Washington, the chief victor in that war, occupied south Korea with the
collusion of the Stalinist regime in Moscow, dividing the country in
two. The U.S. rulers then moved to take over the whole country. During
the 1950-53 Korean War, U.S. imperialism carpet-bombed the cities in the
North. With the aid of Chinese troops, the North Korean people fought
Washington to a draw.
To this day, Washington refuses to sign a formal peace treaty ending the
war, which killed more than 4 million people, including 2 million
civilians. Washington has 28,500 U.S. troops stationed permanently in
the South.
As part of the steps that led to the March 6 meeting, the two Korean
governments fielded a joint team in the Winter Olympics and Washington
agreed to postpone the annual joint South Korean-U.S. military exercises
that had been scheduled during the games. Washington and Seoul say they
will mount the provocative maneuvers after the Paralympics, which end
March 25.
Chung said Kim Jong Un told the South Korean representatives that “he
could understand why” the joint military exercises would resume in
April, but expects them to be “readjusted” in the future.
Signaling its wish for an agreement, Pyongyang has not conducted any
nuclear tests since Sept. 3 and says it will not do so as long as
momentum toward talks proceed.
Thousands cheered the joint South-North Korean women’s hockey team at
the Winter Olympics, a reflection of the longstanding desire by many in
Korea for reunification of the country. But after more than 70 years of
division and the development of two sharply different social systems,
reunification can’t simply be proclaimed.

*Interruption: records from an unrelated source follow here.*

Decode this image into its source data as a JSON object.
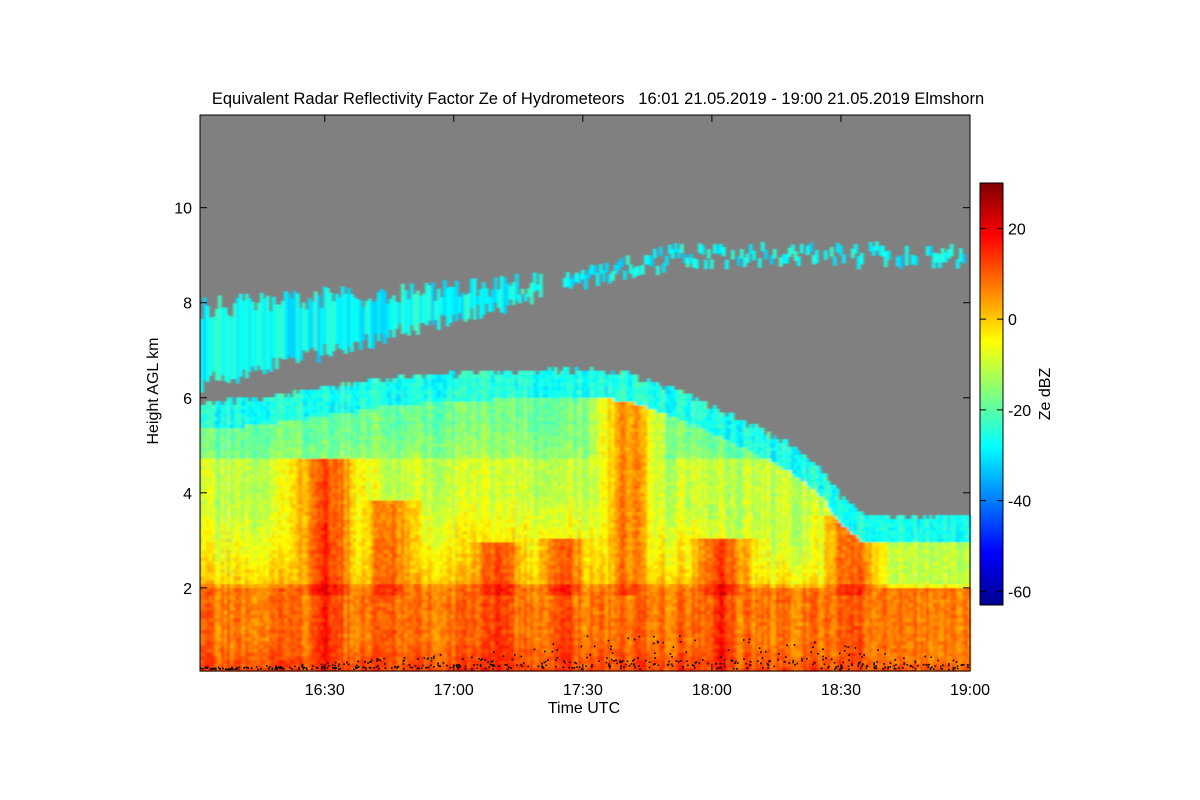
{
  "chart_data": {
    "type": "heatmap",
    "title": "Equivalent Radar Reflectivity Factor Ze of Hydrometeors   16:01 21.05.2019 - 19:00 21.05.2019 Elmshorn",
    "xlabel": "Time UTC",
    "ylabel": "Height AGL km",
    "colorbar_label": "Ze dBZ",
    "x_range_min": [
      961,
      1140
    ],
    "y_range_km": [
      0.25,
      11.95
    ],
    "x_ticks": [
      {
        "min": 990,
        "label": "16:30"
      },
      {
        "min": 1020,
        "label": "17:00"
      },
      {
        "min": 1050,
        "label": "17:30"
      },
      {
        "min": 1080,
        "label": "18:00"
      },
      {
        "min": 1110,
        "label": "18:30"
      },
      {
        "min": 1140,
        "label": "19:00"
      }
    ],
    "y_ticks": [
      {
        "km": 2,
        "label": "2"
      },
      {
        "km": 4,
        "label": "4"
      },
      {
        "km": 6,
        "label": "6"
      },
      {
        "km": 8,
        "label": "8"
      },
      {
        "km": 10,
        "label": "10"
      }
    ],
    "colorbar_range_dbz": [
      -63,
      30
    ],
    "colorbar_ticks": [
      {
        "dbz": 20,
        "label": "20"
      },
      {
        "dbz": 0,
        "label": "0"
      },
      {
        "dbz": -20,
        "label": "-20"
      },
      {
        "dbz": -40,
        "label": "-40"
      },
      {
        "dbz": -60,
        "label": "-60"
      }
    ],
    "no_data_color": "#808080",
    "bright_band_km": 1.95,
    "upper_cloud_layer": {
      "min": [
        961,
        1140
      ],
      "base_km": [
        6.3,
        8.9
      ],
      "top_km": [
        7.8,
        9.0
      ],
      "ze_dbz": -28
    },
    "main_precip_top_km": [
      {
        "min": 961,
        "km": 5.9
      },
      {
        "min": 975,
        "km": 6.0
      },
      {
        "min": 990,
        "km": 6.2
      },
      {
        "min": 1005,
        "km": 6.4
      },
      {
        "min": 1020,
        "km": 6.5
      },
      {
        "min": 1035,
        "km": 6.55
      },
      {
        "min": 1050,
        "km": 6.6
      },
      {
        "min": 1060,
        "km": 6.5
      },
      {
        "min": 1070,
        "km": 6.2
      },
      {
        "min": 1080,
        "km": 5.8
      },
      {
        "min": 1090,
        "km": 5.4
      },
      {
        "min": 1098,
        "km": 5.0
      },
      {
        "min": 1105,
        "km": 4.5
      },
      {
        "min": 1110,
        "km": 3.9
      },
      {
        "min": 1115,
        "km": 3.5
      },
      {
        "min": 1140,
        "km": 3.5
      }
    ],
    "convective_cores": [
      {
        "min": 990,
        "top_km": 4.7,
        "ze_dbz": 18
      },
      {
        "min": 1005,
        "top_km": 3.8,
        "ze_dbz": 14
      },
      {
        "min": 1030,
        "top_km": 2.9,
        "ze_dbz": 16
      },
      {
        "min": 1045,
        "top_km": 3.0,
        "ze_dbz": 16
      },
      {
        "min": 1060,
        "top_km": 6.3,
        "ze_dbz": 10
      },
      {
        "min": 1082,
        "top_km": 3.0,
        "ze_dbz": 18
      },
      {
        "min": 1112,
        "top_km": 3.5,
        "ze_dbz": 15
      }
    ],
    "cloud_base_marker_km": [
      0.3,
      1.0
    ]
  }
}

There are only two examples of reunification of similarly divided
nations in recent history. Capitalist West Germany absorbed the deformed
workers state in East Germany in 1990, after the implosion of the
Stalinist regime there, and extended capitalist social relations
throughout the reunified country.
North and South Vietnam were reunited in 1975 following a powerful fight
for national liberation and wars that lasted nearly three decades. The
Vietnamese fighters first defeated the French imperialists and then
forced the withdrawal of U.S. military forces in the South, dealing a
stunning blow to U.S. imperialism and leading to reunification of the
country.
There are no developments of these sorts taking place in Korea today.